What is a Letter of Credit? Definition, Types, and Examples


Modern-day trade involves global integration as a result of digitalization, and globalization. With global trade reaching new heights with every passing day, associated transactions are also likely to increase.

With considerable transactions, there is also an added responsibility to ensure that organizations can take care of their payment cycles to maintain a seamless relationship with their subordinates.

Therefore, this has subsequently called for increased efforts being made that can protect both, the supplier, as well as the buyer in this regard.

Letter of Credit tends to be one such factor that has enabled companies to carry out their activities internationally much more safely.

Definition – What is a Letter of Credit?

A letter of Credit can be seen as a document that acts as a promise from a bank to make a payment to the given supplier of the client, after verifying that these purchasers of goods and services can pay for these goods.

However, it also clarifies that the payment release is subject to certain terms and conditions that need to be met.

Letter of Credit mainly involves communication between two parties, the Sellers Bank, and the Buyers Bank.

As far as Buyers Bank is concerned, it can be seen that it plays an integral part in giving a guarantee, that the payment will be processed if the seller can abide by the terms and conditions mentioned in the Letter of Credit.

How Does a Letter of Credit Work?

After a buyer and seller decide to collaborate on a business deal, they set prices and quantities. Subsequently, the buyer is supposed to send a Letter of Credit to the buyer.

See also  Deferred Payment Letter of Credit: How Does It Work?

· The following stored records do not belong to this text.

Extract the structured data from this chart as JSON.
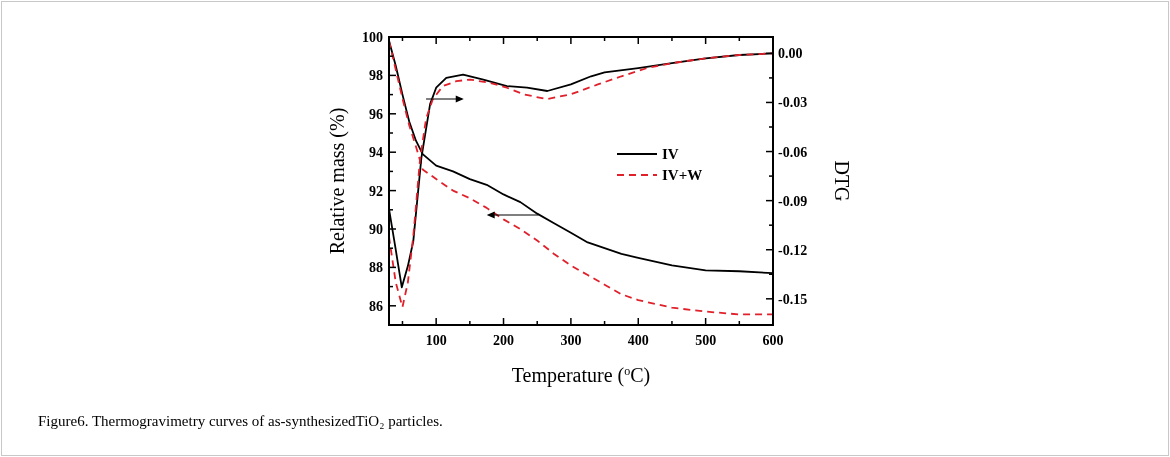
{
  "chart_data": {
    "type": "line",
    "xlabel": "Temperature ($^{o}$C)",
    "ylabel": "Relative mass (%)",
    "y2label": "DTG",
    "xlim": [
      30,
      600
    ],
    "xticks": [
      {
        "value": 50,
        "label": null
      },
      100,
      {
        "value": 150,
        "label": null
      },
      200,
      {
        "value": 250,
        "label": null
      },
      300,
      {
        "value": 350,
        "label": null
      },
      400,
      {
        "value": 450,
        "label": null
      },
      500,
      {
        "value": 550,
        "label": null
      },
      600
    ],
    "ylim": [
      85,
      100
    ],
    "yticks": [
      86,
      {
        "value": 87,
        "label": null
      },
      88,
      {
        "value": 89,
        "label": null
      },
      90,
      {
        "value": 91,
        "label": null
      },
      92,
      {
        "value": 93,
        "label": null
      },
      94,
      {
        "value": 95,
        "label": null
      },
      96,
      {
        "value": 97,
        "label": null
      },
      98,
      {
        "value": 99,
        "label": null
      },
      100
    ],
    "y2lim": [
      -0.166,
      0.01
    ],
    "y2ticks": [
      {
        "value": -0.15,
        "label": "-0.15"
      },
      {
        "value": -0.135,
        "label": null
      },
      {
        "value": -0.12,
        "label": "-0.12"
      },
      {
        "value": -0.105,
        "label": null
      },
      {
        "value": -0.09,
        "label": "-0.09"
      },
      {
        "value": -0.075,
        "label": null
      },
      {
        "value": -0.06,
        "label": "-0.06"
      },
      {
        "value": -0.045,
        "label": null
      },
      {
        "value": -0.03,
        "label": "-0.03"
      },
      {
        "value": -0.015,
        "label": null
      },
      {
        "value": 0,
        "label": "0.00"
      }
    ],
    "grid": false,
    "legend": "right",
    "series": [
      {
        "name": "IV",
        "color": "#000000",
        "line_style": "solid",
        "x": [
          30,
          40,
          50,
          60,
          70,
          80,
          100,
          125,
          150,
          175,
          200,
          225,
          250,
          275,
          300,
          325,
          350,
          375,
          400,
          450,
          500,
          550,
          600
        ],
        "values": [
          99.8,
          98.5,
          97.0,
          95.6,
          94.6,
          93.9,
          93.3,
          93.0,
          92.6,
          92.3,
          91.8,
          91.4,
          90.8,
          90.3,
          89.8,
          89.3,
          89.0,
          88.7,
          88.5,
          88.1,
          87.85,
          87.8,
          87.7
        ]
      },
      {
        "name": "IV+W",
        "color": "#e0212b",
        "line_style": "dashed",
        "x": [
          30,
          40,
          50,
          60,
          70,
          80,
          100,
          125,
          150,
          175,
          200,
          225,
          250,
          275,
          300,
          325,
          350,
          375,
          400,
          450,
          500,
          550,
          600
        ],
        "values": [
          99.8,
          98.3,
          96.8,
          95.4,
          94.3,
          93.1,
          92.6,
          92.0,
          91.6,
          91.1,
          90.5,
          90.0,
          89.4,
          88.7,
          88.1,
          87.6,
          87.1,
          86.6,
          86.3,
          85.9,
          85.7,
          85.55,
          85.55
        ]
      },
      {
        "color": "#000000",
        "line_style": "solid",
        "axis": "y2",
        "x": [
          30,
          40,
          49,
          58,
          66,
          78,
          91,
          100,
          115,
          140,
          170,
          205,
          235,
          265,
          300,
          330,
          350,
          400,
          450,
          500,
          550,
          600
        ],
        "values": [
          -0.095,
          -0.12,
          -0.143,
          -0.13,
          -0.115,
          -0.064,
          -0.031,
          -0.021,
          -0.015,
          -0.013,
          -0.016,
          -0.02,
          -0.021,
          -0.023,
          -0.019,
          -0.014,
          -0.0116,
          -0.009,
          -0.006,
          -0.003,
          -0.001,
          0
        ]
      },
      {
        "color": "#e0212b",
        "line_style": "dashed",
        "axis": "y2",
        "x": [
          30,
          40,
          50,
          58,
          66,
          76,
          85,
          95,
          110,
          130,
          150,
          180,
          205,
          230,
          264,
          300,
          340,
          375,
          413,
          450,
          500,
          550,
          600
        ],
        "values": [
          -0.112,
          -0.14,
          -0.155,
          -0.14,
          -0.112,
          -0.065,
          -0.04,
          -0.028,
          -0.02,
          -0.017,
          -0.016,
          -0.018,
          -0.021,
          -0.025,
          -0.028,
          -0.025,
          -0.019,
          -0.014,
          -0.009,
          -0.006,
          -0.003,
          -0.001,
          0
        ]
      }
    ],
    "annotations": [
      "Figure6. Thermogravimetry curves of as-synthesizedTiO₂ particles."
    ]
  }
}
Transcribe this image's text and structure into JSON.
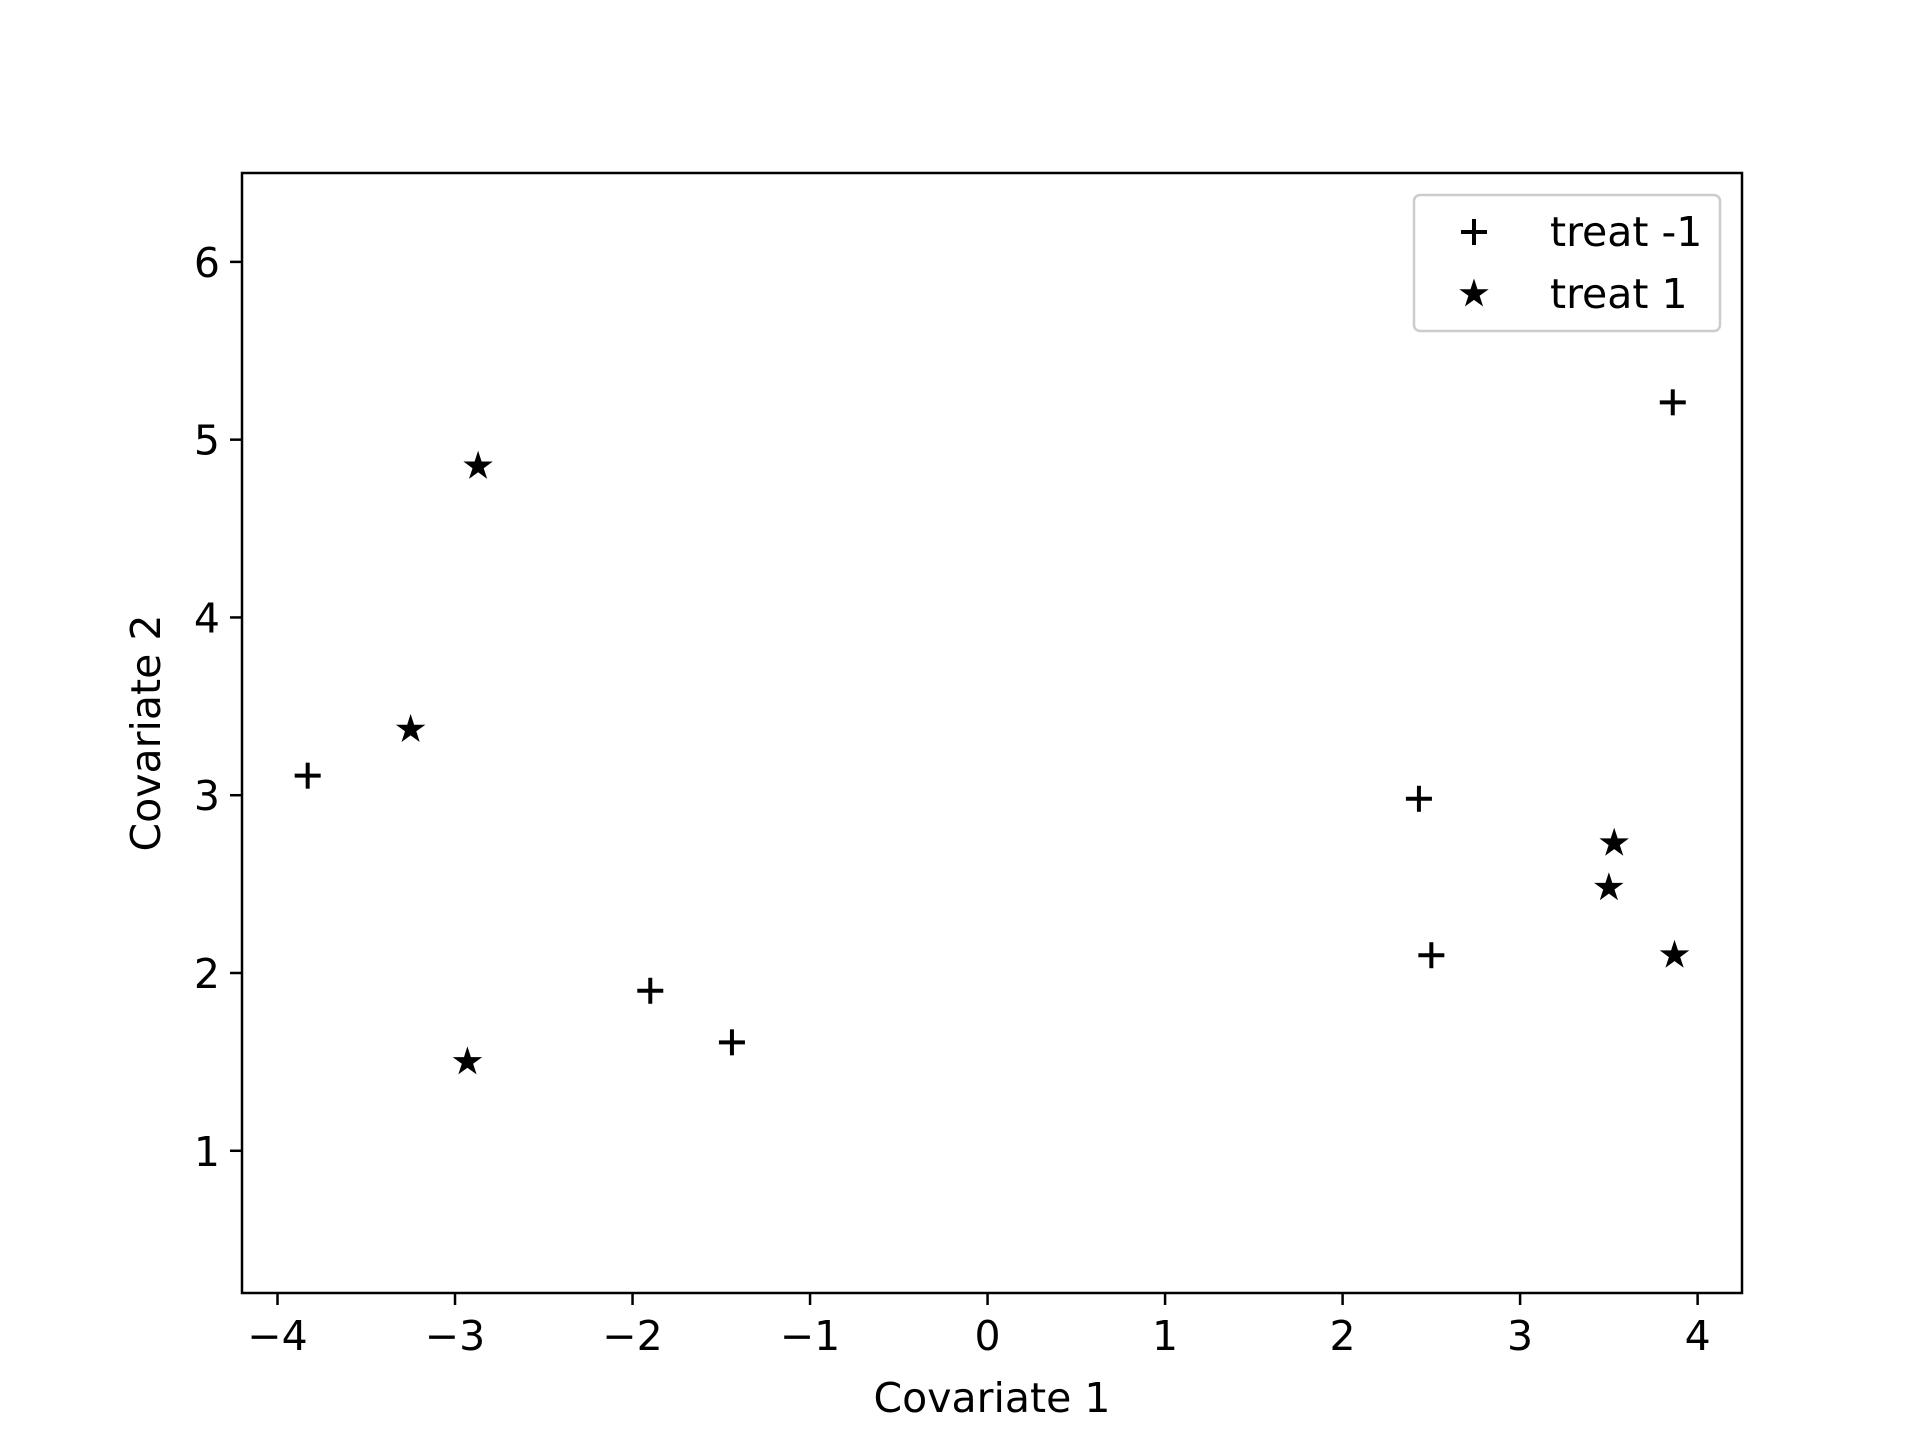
{
  "chart_data": {
    "type": "scatter",
    "title": "",
    "xlabel": "Covariate 1",
    "ylabel": "Covariate 2",
    "xlim": [
      -4.2,
      4.25
    ],
    "ylim": [
      0.2,
      6.5
    ],
    "x_ticks": [
      -4,
      -3,
      -2,
      -1,
      0,
      1,
      2,
      3,
      4
    ],
    "x_tick_labels": [
      "−4",
      "−3",
      "−2",
      "−1",
      "0",
      "1",
      "2",
      "3",
      "4"
    ],
    "y_ticks": [
      1,
      2,
      3,
      4,
      5,
      6
    ],
    "y_tick_labels": [
      "1",
      "2",
      "3",
      "4",
      "5",
      "6"
    ],
    "grid": false,
    "legend_position": "top-right",
    "series": [
      {
        "name": "treat -1",
        "marker": "plus",
        "color": "#000000",
        "points": [
          {
            "x": -3.83,
            "y": 3.11
          },
          {
            "x": -1.9,
            "y": 1.9
          },
          {
            "x": -1.44,
            "y": 1.61
          },
          {
            "x": 2.43,
            "y": 2.98
          },
          {
            "x": 2.5,
            "y": 2.1
          },
          {
            "x": 3.86,
            "y": 5.21
          }
        ]
      },
      {
        "name": "treat 1",
        "marker": "star",
        "color": "#000000",
        "points": [
          {
            "x": -3.25,
            "y": 3.37
          },
          {
            "x": -2.87,
            "y": 4.85
          },
          {
            "x": -2.93,
            "y": 1.5
          },
          {
            "x": 3.53,
            "y": 2.73
          },
          {
            "x": 3.5,
            "y": 2.48
          },
          {
            "x": 3.87,
            "y": 2.1
          }
        ]
      }
    ]
  }
}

The seller asks for a Letter of Credit as a guarantee or an assurance that the buyer will eventually pay for the goods he has purchased.

The Letter of Credit guarantees the seller that the amount will eventually be remitted to him, once the given terms and conditions are duly met.

Followed by this, the buyer of goods has to contact the bank, to instruct for issuance of a Letter of Credit.

In this case, the buyer is supposed to provide information that indicates the payment that needs to be processed, in addition to the seller’s details, the shipping instructions, shipping arrival details, and any other relevant details that should be mentioned.

These particulars should ideally be mentioned to ensure that they can get a transparent transaction possible because they can easily take responsibility for the payment.

After the bank has issued the relevant payment, it is then the responsibility of the bank to issue and release the funds, once the terms and conditions mentioned in the Letter of Credit have been duly managed.

The deal takes place between the sellers’ bank and the buyers’ bank, where they coordinate the status of the goods under transit and the timeline for when the payment will be released.

Therefore, to get the payment mentioned in the LOC, it is also important for the seller to ensure that he has abided by all the terms and conditions mentioned in the Letter of Credit.

This includes the timeline of delivery, possible inspections (for purposes of quality control), and other relevant documents being submitted at the respective receiving bank.

See also  What is a Sight Letter of Credit? Explanation, Advantages, Disadvantages, and How it is Different from Others?

After the documents arrive at the seller’s bank, it is important for the bank to verify these documents and if they have subsequently met the requirements of the Letter of Credit.

Therefore, this mainly comprises communication between the seller’s bank and the buyer’s bank. Based on this communication, the payment is processed and released by the given bank.


Therefore, it can be seen that a Letter of Credit is regarded as one of the most integral documents used for facilitating trade between two companies, which are geographically dispersed.

In this case, a Letter of Credit is a mechanism to reinforce trust between both parties, since they are conducting trade without physically seeing each other, in most cases.

Even though a Letter of Credit involves a tedious process and has several moving parts, it can be seen that it helps trade take place in a much safer manner.